Before long, the "namespace" had an MS-DOS partition table and two 20GB
ext-3 partitions, just to try it out.

I copied /usr/portage onto one of these partitions and mounted it at
/usr/portage.  I mounted the other one at /var/tmp.

Some timings:

An emerge -puND @world (when there's nothing to merge) took 38.5s.  With
my mirrored HDDs, this took 45.6s.  (Though usually it takes nearer a
minute.)

An emerge of Firefox took 34m23s, compared with 37m34s with the HDDs.
The lack of the sound of the HDD heads moving was either disconcerting
or a bit of a relief, I'm not sure which.

Copying my email spool file (~110,000 entries, ~1.4 GB) from SSD -> SSD
took 6.1s.  From HDD RAID -> HDD RAID it took 30.0s.

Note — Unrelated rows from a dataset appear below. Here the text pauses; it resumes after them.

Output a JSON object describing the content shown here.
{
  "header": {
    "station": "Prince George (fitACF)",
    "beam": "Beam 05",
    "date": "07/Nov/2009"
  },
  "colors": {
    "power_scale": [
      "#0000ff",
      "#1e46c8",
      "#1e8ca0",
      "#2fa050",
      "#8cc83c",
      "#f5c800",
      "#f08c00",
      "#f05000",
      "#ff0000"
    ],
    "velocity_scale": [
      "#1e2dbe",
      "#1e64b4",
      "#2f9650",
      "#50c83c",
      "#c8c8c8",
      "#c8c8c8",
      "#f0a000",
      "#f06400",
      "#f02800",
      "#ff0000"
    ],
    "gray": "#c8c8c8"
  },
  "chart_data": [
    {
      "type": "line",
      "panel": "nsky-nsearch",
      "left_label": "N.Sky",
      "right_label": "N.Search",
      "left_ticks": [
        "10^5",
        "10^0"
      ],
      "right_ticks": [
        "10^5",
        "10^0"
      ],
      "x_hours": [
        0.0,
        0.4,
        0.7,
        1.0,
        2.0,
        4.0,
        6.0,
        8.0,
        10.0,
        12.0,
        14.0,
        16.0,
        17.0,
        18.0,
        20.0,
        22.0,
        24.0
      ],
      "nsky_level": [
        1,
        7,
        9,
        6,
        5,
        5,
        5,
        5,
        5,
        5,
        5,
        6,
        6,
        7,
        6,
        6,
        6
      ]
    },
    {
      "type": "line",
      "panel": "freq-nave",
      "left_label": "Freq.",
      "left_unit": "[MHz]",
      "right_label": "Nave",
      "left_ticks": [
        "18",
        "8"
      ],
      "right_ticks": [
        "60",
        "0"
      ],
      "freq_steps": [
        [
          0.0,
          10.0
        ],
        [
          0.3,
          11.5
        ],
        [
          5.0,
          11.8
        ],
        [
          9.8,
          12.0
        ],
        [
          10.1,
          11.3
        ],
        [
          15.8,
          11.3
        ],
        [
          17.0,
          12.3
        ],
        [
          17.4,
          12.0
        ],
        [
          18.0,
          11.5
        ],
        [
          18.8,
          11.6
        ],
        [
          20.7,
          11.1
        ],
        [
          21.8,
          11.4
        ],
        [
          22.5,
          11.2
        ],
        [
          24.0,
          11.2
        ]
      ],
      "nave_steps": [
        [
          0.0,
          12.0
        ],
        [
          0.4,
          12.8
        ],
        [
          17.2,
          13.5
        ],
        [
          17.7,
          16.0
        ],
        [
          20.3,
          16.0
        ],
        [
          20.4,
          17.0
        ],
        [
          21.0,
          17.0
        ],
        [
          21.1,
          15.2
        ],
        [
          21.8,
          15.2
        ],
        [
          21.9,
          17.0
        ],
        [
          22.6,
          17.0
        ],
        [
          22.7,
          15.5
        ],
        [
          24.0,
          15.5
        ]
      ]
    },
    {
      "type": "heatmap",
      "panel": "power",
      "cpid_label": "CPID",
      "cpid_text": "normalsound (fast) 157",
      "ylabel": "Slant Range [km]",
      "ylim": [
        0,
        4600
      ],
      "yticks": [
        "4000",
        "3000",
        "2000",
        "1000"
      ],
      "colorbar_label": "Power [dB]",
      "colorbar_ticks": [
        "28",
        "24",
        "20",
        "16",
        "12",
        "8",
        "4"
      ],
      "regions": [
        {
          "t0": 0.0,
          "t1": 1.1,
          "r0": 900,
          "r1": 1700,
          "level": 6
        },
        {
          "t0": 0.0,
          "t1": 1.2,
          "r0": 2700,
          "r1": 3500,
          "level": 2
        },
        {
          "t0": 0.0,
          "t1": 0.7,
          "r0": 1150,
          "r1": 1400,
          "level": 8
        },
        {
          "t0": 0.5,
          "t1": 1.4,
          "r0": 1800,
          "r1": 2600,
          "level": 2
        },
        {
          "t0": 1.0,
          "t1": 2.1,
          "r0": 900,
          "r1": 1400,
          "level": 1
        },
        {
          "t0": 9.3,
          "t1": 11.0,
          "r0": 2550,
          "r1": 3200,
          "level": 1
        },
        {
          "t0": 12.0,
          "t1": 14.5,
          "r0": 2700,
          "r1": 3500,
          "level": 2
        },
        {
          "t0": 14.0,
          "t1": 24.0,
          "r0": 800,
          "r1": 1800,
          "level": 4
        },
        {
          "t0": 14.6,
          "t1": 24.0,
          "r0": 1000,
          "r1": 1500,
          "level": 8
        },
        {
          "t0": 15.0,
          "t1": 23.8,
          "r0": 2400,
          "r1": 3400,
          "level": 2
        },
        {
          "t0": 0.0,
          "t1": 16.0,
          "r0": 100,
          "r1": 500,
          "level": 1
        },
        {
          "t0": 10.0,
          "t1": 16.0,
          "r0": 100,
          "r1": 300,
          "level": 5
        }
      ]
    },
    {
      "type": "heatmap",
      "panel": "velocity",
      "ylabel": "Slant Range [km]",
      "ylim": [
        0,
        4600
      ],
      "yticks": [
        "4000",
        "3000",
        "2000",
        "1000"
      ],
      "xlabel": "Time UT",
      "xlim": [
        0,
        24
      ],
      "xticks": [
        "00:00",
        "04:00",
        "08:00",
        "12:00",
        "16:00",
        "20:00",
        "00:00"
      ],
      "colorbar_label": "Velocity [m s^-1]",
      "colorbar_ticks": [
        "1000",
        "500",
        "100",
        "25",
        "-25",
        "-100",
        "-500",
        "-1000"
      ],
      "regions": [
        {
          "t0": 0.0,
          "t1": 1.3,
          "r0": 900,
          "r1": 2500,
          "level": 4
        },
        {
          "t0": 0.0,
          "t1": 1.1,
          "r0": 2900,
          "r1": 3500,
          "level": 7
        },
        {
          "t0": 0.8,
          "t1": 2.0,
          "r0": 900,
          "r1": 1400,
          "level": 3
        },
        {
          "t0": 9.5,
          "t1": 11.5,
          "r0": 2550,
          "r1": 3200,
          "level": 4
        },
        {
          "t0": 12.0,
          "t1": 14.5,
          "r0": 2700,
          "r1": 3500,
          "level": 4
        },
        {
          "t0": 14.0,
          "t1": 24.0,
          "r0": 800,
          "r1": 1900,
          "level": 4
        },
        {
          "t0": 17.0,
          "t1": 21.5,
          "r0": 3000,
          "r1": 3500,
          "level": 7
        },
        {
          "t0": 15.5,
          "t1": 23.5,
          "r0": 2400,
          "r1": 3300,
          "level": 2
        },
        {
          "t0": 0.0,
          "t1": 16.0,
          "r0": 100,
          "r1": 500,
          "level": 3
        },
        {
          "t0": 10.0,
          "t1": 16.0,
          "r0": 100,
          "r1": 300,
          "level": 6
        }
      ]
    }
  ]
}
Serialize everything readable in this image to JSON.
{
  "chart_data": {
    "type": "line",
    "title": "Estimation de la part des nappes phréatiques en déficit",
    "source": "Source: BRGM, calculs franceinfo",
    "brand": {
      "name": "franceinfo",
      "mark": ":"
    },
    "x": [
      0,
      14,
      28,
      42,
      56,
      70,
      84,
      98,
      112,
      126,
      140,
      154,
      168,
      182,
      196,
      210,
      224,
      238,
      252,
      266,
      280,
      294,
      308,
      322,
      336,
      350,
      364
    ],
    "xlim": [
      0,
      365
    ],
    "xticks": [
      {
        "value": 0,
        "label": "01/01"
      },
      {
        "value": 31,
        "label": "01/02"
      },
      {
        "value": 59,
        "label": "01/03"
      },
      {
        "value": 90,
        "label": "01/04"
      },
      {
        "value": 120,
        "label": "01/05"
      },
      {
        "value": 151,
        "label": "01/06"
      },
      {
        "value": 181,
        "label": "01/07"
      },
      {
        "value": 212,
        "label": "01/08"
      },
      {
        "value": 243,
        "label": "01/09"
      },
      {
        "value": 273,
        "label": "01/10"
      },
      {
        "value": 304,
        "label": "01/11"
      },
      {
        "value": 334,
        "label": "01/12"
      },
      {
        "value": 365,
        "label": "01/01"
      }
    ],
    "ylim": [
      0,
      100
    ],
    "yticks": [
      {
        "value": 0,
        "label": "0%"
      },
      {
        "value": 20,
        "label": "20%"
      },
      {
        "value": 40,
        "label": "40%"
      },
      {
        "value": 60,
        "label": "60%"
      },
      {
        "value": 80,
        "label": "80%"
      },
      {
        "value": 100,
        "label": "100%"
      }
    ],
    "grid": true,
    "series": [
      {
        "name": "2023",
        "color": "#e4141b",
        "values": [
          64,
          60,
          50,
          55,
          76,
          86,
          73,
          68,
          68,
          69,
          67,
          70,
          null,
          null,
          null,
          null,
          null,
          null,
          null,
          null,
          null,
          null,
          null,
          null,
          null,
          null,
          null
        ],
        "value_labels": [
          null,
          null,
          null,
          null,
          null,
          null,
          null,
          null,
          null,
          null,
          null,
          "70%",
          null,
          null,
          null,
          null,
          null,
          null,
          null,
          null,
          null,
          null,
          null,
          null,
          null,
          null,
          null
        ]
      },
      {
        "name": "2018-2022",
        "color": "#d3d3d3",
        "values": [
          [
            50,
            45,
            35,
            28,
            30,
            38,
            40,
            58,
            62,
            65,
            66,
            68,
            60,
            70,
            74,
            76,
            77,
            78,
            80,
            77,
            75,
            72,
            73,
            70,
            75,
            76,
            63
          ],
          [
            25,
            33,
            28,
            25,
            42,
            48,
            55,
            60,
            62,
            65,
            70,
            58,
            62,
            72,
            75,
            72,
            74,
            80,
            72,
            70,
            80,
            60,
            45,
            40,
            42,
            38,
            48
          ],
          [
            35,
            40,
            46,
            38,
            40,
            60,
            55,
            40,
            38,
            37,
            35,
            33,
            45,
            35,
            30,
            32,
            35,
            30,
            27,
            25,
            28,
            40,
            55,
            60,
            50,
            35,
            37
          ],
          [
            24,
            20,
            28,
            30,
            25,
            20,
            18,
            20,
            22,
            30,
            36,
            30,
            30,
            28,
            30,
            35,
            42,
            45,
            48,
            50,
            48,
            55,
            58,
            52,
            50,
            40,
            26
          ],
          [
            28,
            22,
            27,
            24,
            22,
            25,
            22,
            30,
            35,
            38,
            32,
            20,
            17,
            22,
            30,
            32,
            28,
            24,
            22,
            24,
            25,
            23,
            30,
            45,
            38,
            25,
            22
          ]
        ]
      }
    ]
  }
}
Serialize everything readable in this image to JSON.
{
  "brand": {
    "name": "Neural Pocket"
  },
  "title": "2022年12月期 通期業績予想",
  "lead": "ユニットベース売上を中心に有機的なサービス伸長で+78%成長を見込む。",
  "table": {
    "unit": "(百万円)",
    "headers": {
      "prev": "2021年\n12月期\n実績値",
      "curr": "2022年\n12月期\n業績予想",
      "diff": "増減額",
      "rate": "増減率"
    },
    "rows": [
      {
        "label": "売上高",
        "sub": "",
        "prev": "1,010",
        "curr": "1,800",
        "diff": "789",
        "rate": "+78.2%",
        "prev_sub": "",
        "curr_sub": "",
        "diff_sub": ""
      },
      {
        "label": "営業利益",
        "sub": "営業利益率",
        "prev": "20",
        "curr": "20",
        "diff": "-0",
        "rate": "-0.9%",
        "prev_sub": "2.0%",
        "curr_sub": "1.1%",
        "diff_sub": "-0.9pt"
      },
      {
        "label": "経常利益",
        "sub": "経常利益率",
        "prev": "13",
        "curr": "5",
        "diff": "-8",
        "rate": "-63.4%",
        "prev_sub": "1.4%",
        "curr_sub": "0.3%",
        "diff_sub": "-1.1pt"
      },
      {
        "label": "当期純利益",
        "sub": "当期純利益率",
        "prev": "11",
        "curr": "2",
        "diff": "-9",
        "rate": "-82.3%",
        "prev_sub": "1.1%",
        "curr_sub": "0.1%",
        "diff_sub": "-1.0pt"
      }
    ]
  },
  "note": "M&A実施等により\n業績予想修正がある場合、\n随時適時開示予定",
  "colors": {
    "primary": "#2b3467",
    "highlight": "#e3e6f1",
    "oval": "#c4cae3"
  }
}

#########################################################################

I must confess to feeling somewhat underwhelmed by this new SSD.  I'm
quite some way off of the advertised ~3 GB/s read speed and ~1.5 GB/s
write speed (which admittedly needs PCIe version 3).  Quite likely, I've
not got the drive set up optimally, but I think it's connected to the
rest of the PC via four PCIe version 2 lanes.  (I'll need to work out
how to check this.)

But in a pure file copy, I'm only getting a factor 5 speed increase over
my 7½ year old HDD pair.  Doing portage things, it's shaving only modest
factors off of the timings.

My intention was to have a RAID pair of these NVMe drives in my new box.
Now I'm thinking more along the lines of using this NVMe drive for the
OS, and a RAID pair of (cheaper) SATA SDDs for precious data - the extra
performance that NVMe gives over SATA, although more significant with a
modern speed machine than my 7½ year old one, seems unlikely to justify
the extra cost.

-- 
Alan Mackenzie (Nuremberg, Germany).